Proof We have \begin{aligned} X \geq t &\Leftrightarrow X\mathbb{I}_{X\geq t} \geq t\mathbb{I}_{X\geq t}\\ & \Leftrightarrow \mathbb{E}[X\mathbb{I}_{X\geq t}] \geq \mathbb{E}[t\mathbb{I}_{X\geq t}] \\ & \Leftrightarrow \mathbb{E}[X\mathbb{I}_{X\geq t}] \geq t\mathbb{E}[\mathbb{I}_{X\geq t}] \\ & \Leftrightarrow \frac{\mathbb{E}[X\mathbb{I}_{X\geq t}]}{t} \geq P(X\geq t)\\ & \Leftrightarrow P(X\geq t) \leq \frac{\mathbb{E}[X\mathbb{I}_{X\geq t}]}{t} \leq \frac{\mathbb{E}[{X\geq t}]}{t}\square \end{aligned}

We can extend Markov’s inequality by choosing $$X$$ to be defined over an interval $$I\subset\mathbb{R}$$, $$\phi$$ a non-decreasing, non-negative function over $$I$$.

For any $$t\in I$$, we then have

$P(X\geq t)\leq P(\phi(X)\geq \phi(t))\leq \frac{\mathbb{E}[\phi(X)]}{\phi(t)}$

## Chebyshev’s inequality

Setting $$X=|Y-\mathbb{E}[Y]|$$ and $$\phi(t)=t^q$$ in Markov’s inequality, we get

$P(|Y-\mathbb{E}[Y]|\geq t)\leq\frac{\mathbb{E}[|Y-\mathbb{E}[Y]|^q]}{t^q}$

It is then possible to find an optimal $$q$$ for this inequality, such that $$\mathbb{E}[Y]^q <\infty$$ holds, too.

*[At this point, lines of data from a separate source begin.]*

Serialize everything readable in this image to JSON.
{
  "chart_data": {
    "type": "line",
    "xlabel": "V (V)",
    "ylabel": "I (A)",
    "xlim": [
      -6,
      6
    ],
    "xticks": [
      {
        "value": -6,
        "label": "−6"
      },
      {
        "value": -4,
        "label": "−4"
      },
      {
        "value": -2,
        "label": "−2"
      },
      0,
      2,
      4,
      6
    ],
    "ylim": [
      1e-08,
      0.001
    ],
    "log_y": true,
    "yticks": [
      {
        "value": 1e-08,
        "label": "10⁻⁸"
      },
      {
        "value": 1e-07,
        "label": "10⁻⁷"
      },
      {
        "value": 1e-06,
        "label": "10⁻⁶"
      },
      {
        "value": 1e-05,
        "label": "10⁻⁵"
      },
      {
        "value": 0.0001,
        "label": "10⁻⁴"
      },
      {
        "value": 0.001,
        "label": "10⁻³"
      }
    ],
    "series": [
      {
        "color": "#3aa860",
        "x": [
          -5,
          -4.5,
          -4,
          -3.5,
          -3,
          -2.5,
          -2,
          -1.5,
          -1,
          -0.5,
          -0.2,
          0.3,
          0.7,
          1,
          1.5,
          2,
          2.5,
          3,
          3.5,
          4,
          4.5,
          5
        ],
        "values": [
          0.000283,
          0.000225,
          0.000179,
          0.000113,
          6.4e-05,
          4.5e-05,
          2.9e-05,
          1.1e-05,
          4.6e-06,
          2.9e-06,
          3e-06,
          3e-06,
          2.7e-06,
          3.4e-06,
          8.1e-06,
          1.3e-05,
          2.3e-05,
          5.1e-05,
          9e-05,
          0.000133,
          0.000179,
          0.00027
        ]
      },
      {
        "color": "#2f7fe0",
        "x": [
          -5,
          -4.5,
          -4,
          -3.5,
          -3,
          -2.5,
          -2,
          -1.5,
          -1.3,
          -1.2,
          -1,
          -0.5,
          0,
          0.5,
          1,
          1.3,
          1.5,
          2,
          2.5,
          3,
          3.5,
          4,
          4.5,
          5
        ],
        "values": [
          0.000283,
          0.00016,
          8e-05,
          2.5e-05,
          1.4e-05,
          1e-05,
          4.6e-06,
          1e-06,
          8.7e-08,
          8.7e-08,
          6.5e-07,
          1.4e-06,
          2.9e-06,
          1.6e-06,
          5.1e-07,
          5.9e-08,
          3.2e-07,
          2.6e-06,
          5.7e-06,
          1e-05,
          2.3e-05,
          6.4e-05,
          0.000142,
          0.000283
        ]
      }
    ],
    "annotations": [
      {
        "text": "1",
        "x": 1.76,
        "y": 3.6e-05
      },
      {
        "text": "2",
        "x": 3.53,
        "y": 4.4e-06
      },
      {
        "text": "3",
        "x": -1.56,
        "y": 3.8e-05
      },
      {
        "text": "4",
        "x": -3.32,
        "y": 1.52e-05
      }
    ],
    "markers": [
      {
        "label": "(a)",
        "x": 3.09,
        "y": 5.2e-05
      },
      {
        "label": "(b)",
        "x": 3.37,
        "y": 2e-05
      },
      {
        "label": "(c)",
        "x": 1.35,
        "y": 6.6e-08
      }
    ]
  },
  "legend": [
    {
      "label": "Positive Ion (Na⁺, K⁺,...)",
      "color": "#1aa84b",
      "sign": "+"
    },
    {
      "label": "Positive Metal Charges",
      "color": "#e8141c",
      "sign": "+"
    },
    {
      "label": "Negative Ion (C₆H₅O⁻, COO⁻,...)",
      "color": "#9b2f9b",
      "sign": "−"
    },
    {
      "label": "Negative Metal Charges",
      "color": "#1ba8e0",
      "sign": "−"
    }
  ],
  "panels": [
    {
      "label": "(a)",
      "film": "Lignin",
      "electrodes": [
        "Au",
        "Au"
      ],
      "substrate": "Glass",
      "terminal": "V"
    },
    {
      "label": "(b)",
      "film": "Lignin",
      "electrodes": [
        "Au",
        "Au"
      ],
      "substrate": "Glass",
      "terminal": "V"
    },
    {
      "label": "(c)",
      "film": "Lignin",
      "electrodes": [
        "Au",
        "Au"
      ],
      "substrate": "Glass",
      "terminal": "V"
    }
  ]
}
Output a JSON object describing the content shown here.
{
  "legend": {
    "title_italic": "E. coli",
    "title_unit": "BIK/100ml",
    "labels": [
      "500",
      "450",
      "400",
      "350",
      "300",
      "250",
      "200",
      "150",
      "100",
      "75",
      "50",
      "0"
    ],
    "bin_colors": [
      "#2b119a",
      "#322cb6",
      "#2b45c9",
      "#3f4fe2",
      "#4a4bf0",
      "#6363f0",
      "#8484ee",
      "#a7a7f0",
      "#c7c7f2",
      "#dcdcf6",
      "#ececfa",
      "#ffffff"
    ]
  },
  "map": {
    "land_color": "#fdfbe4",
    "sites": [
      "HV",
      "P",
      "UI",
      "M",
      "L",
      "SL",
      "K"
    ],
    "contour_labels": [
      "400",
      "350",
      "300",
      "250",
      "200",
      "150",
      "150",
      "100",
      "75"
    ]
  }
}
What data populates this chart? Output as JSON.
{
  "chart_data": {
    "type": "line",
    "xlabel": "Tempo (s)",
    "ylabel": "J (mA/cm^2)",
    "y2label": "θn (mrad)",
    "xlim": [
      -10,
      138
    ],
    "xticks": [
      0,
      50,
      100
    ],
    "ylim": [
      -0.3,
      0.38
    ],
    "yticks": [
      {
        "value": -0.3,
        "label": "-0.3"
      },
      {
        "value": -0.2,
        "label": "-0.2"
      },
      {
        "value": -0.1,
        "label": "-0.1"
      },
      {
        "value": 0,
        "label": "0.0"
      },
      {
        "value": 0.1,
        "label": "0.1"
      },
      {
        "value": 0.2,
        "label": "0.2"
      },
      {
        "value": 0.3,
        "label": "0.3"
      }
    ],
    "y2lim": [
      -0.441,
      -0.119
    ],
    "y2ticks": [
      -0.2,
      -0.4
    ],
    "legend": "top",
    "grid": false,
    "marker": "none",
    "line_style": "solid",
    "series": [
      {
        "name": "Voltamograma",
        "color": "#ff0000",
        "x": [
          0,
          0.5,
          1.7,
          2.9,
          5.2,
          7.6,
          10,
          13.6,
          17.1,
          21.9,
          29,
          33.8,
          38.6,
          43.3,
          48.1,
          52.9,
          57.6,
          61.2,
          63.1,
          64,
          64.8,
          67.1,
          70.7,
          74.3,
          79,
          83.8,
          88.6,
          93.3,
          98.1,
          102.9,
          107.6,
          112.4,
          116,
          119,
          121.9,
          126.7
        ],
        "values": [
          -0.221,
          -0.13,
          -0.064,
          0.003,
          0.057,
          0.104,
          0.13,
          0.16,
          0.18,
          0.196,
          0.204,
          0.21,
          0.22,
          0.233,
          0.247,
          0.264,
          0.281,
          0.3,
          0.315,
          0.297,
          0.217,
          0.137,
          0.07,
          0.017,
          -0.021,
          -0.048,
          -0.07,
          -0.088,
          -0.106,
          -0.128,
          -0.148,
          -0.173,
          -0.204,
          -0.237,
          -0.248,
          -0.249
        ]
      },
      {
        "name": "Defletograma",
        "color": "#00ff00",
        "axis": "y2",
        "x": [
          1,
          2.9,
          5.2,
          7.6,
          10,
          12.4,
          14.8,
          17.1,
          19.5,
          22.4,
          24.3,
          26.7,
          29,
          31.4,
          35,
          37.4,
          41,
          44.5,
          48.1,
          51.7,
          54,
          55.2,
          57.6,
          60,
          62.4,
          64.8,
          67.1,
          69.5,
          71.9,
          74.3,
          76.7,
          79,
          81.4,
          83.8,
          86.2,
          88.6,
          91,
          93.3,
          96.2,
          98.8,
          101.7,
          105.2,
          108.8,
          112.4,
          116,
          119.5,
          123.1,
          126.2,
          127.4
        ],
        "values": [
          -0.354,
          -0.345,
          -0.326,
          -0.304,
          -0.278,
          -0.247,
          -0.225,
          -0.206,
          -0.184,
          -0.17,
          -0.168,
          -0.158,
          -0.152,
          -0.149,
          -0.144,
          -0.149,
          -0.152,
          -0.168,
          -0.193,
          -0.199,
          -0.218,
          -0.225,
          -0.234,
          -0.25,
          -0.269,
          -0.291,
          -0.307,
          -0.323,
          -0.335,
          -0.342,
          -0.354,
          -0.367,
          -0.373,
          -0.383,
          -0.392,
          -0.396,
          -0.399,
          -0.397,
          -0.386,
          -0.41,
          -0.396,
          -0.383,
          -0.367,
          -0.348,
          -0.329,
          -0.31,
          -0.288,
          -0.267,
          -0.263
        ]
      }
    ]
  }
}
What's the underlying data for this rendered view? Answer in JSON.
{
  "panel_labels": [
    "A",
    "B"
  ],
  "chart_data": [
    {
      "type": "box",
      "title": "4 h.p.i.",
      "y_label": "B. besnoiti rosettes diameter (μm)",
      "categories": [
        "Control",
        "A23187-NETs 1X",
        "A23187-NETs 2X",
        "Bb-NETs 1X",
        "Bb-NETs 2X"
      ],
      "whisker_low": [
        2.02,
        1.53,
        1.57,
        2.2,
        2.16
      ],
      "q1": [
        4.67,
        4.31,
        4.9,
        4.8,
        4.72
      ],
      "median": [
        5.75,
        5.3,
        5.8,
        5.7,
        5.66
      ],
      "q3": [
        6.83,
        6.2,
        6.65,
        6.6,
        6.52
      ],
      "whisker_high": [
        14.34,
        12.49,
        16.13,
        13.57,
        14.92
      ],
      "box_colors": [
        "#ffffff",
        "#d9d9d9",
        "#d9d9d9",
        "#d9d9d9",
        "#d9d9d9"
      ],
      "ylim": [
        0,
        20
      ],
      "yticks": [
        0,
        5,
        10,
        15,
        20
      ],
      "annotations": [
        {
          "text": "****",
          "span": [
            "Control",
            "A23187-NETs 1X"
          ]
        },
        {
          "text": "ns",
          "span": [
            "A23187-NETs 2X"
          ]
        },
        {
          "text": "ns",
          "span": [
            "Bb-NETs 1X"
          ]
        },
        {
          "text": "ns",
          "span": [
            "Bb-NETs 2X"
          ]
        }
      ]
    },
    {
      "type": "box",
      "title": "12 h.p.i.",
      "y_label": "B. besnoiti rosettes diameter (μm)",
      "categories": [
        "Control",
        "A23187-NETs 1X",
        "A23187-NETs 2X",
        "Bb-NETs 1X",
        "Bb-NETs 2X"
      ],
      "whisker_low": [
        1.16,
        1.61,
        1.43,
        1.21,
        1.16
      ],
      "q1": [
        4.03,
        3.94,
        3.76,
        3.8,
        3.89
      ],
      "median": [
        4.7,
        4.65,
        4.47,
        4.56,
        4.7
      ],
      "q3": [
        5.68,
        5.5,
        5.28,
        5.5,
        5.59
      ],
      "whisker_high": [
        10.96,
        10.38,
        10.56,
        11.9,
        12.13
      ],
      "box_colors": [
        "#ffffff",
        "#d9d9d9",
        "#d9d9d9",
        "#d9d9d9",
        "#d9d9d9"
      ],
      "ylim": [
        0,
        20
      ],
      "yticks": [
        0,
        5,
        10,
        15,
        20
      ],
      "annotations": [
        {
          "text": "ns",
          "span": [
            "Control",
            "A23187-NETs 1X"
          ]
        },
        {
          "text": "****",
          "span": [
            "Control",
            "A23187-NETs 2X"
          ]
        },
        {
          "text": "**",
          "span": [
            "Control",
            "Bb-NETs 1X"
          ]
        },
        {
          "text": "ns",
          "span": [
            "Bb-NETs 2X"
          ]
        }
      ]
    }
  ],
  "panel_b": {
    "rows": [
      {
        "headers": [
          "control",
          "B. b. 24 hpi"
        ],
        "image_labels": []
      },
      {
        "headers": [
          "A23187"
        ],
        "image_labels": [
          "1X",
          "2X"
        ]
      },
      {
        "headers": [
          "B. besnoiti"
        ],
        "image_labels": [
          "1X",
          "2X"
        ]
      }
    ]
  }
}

The original Chebyshev inequality actually uses $$q=2$$, which creates a bound with respect to $$Var(Y)$$.

## Cramér-Chernoff method

The key idea is to use Markov’s inequality with $$phi(t)=\exp{(\lambda t)}$$ and $$\lambda \geq 0$$:

$P(X \geq t)\leq \exp{(-\lambda t)}\mathbb{E}[\exp{(\lambda X)}]$

Notice that $$\mathbb{E}[\exp{(\lambda X)}]$$ is the moment-generating function of $$X$$.

Define

$\psi_X(\lambda)=\log{\mathbb{E}[\exp{(\lambda X)}]}$

and

$\psi^*_X(t)=\sup_{\lambda \geq 0}(\lambda t-\psi_X(\lambda)).$

This is known as the Cramér transform of $$X$$.

We have

\begin{aligned} \exp{(-\lambda t)}\mathbb{E}[\exp{(\lambda X)}] &=\exp{(\log\mathbb{E}[\exp{(\lambda X)}]}-\lambda t)\\ &=\exp{(\psi_X(\lambda)-\lambda t)}\\ &=\exp{(-(\lambda t-\psi_X(\lambda)))}. \end{aligned}

Since this holds for any $$t$$ and $$\lambda$$, it also holds that

$P(X \geq t)\leq \exp{(-\psi_X^*(t))}.$

Next, notice that

$\psi_X(\lambda)=\log\mathbb{E}[\exp{(\lambda X)}]\geq \log\exp\mathbb{E}[\lambda X]=\lambda\mathbb{E}[ X]$

by Jensen’s inequality. Then,

$\lambda t-\psi_X(\lambda)\leq 0$

whenever $$t\geq \mathbb{E}[X]$$. This allows us to extend the Cramér transform to the Fenchel-Legendre dual

$\psi^*_X(t)=\sup_{\lambda \in\mathbb{R}}(\lambda t-\psi_X(\lambda)),$

whenever $$t\geq\mathbb{E}[X]$$.

## References

Boucheron, Stéphane, Gábor Lugosi, and Pascal Massart. 2013. Concentration Inequalities: A Nonasymptotic Theory of Independence. Oxford university press.
Vershynin, Roman. 2018. High-Dimensional Probability: An Introduction with Applications in Data Science. Vol. 47. Cambridge university press.